Latency is measured in increasingly small units as technology improves.

UnitSymbolTimeframeRelevance
Millisecondms1/1,000th of a secondStandard internet trading (Human perception limit ~200ms)
Microsecondμs1/1,000,000th of a secondInstitutional electronic trading
Nanosecondns1/1,000,000,000th of a secondCutting-edge HFT hardware (FPGA)

FAQs

Generally, no. If you plan to hold a stock for 10 years, buying it at $100.00 versus $100.05 is negligible. Latency primarily affects active traders, scalpers, and algorithms.

Use a wired ethernet connection instead of Wi-Fi, choose a broker with direct market access (DMA), and ensure your computer has a fast processor. Serious day traders often use fiber optic internet services.

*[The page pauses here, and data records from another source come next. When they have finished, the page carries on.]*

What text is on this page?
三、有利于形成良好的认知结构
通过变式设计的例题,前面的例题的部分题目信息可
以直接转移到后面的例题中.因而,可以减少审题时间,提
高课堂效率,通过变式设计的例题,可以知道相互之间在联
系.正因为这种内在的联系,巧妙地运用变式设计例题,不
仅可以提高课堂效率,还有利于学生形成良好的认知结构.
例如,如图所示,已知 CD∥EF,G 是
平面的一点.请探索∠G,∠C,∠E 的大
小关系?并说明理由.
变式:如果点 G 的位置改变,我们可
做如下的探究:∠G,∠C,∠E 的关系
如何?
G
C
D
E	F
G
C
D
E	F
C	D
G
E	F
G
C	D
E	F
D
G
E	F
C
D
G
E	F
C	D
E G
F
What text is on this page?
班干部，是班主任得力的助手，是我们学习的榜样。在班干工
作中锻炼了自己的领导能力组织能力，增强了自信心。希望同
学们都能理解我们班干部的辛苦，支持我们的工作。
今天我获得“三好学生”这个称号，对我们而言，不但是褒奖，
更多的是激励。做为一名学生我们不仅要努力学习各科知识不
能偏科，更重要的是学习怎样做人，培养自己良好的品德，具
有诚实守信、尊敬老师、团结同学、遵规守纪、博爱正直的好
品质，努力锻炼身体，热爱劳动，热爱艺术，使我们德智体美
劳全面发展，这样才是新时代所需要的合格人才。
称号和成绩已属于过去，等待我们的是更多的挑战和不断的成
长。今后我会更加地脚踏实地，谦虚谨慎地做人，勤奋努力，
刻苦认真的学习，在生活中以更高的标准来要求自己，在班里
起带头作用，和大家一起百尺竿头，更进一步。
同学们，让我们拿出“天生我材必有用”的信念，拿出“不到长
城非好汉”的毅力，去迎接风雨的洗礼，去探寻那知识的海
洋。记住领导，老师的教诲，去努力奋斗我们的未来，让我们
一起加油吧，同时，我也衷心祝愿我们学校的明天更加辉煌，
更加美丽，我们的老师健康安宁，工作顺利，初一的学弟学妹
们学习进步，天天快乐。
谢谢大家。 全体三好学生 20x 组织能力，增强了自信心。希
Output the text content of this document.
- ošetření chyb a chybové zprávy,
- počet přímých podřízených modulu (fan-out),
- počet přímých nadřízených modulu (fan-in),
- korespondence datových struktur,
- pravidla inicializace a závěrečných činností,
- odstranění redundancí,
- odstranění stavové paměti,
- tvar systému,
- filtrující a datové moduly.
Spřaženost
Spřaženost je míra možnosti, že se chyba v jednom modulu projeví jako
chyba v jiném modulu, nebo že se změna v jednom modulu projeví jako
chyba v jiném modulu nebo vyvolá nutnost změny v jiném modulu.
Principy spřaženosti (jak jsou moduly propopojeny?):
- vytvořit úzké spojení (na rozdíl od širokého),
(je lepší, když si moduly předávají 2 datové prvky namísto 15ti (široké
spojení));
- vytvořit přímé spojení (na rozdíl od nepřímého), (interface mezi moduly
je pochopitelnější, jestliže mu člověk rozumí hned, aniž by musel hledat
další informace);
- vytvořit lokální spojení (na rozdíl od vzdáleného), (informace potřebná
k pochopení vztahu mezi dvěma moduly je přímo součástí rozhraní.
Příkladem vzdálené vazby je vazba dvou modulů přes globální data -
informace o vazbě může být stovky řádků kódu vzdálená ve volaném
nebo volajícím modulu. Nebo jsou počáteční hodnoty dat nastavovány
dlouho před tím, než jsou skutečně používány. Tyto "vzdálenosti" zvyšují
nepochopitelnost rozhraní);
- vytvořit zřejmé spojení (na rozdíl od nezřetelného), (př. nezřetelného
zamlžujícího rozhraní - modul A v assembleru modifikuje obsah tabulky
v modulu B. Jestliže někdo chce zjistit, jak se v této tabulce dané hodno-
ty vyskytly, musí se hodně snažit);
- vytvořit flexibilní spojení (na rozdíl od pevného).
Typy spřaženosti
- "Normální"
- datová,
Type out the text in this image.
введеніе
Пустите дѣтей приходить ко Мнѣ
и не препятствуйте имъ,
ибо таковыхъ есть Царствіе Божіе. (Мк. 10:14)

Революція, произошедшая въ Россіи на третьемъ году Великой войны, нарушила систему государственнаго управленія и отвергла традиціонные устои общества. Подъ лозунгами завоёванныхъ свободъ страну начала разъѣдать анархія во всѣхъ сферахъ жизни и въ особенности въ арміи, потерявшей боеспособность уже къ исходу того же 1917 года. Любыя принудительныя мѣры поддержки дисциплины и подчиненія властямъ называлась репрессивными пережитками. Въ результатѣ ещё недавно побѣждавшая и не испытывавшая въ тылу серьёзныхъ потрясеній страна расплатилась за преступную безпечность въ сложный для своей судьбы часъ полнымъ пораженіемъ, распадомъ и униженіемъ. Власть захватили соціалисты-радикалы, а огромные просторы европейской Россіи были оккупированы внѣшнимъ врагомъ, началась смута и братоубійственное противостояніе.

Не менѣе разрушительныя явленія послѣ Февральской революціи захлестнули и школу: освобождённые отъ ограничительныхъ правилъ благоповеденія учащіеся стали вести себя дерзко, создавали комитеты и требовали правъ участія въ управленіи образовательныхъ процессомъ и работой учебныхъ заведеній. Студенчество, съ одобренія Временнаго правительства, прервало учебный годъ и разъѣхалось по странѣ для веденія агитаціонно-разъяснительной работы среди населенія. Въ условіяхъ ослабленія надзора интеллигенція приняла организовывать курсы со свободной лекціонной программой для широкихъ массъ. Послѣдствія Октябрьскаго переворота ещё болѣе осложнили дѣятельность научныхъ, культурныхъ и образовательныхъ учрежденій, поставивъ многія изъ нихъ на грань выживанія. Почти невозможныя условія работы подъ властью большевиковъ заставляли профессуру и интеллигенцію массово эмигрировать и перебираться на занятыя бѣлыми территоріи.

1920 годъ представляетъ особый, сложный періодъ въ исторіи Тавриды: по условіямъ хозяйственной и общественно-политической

Jitter is the variance in latency. If your latency is usually 20ms but sometimes spikes to 100ms, you have high jitter. Consistent latency (even if slightly higher) is often preferred over unpredictable jitter.

Arbitrage is the practice of buying an asset in one market and simultaneously selling it in another to profit from a price difference. Latency arbitrage relies on being faster than other market participants to catch these differences.

The Bottom Line

Latency is the invisible friction of the electronic markets. In the race for best execution, time literally is money. While the average investor does not need to worry about nanoseconds, understanding latency is crucial for anyone engaging in active trading. High latency leads to uncertainty—you are trading on old information and getting filled at unpredictable prices. By understanding the sources of delay, from your Wi-Fi connection to your broker's routing technology, you can take steps to minimize it. In a market where prices are set by machines, minimizing the gap between decision and action is essential for maintaining a competitive edge.

At a Glance

Difficultyadvanced
Reading Time4 min

Key Takeaways

  • It is measured in milliseconds (ms) or microseconds (μs).
  • Lower latency allows for faster trade execution and better prices.
  • High latency can lead to "slippage," where the executed price is worse than expected.
  • It is a critical factor for High-Frequency Trading (HFT) firms.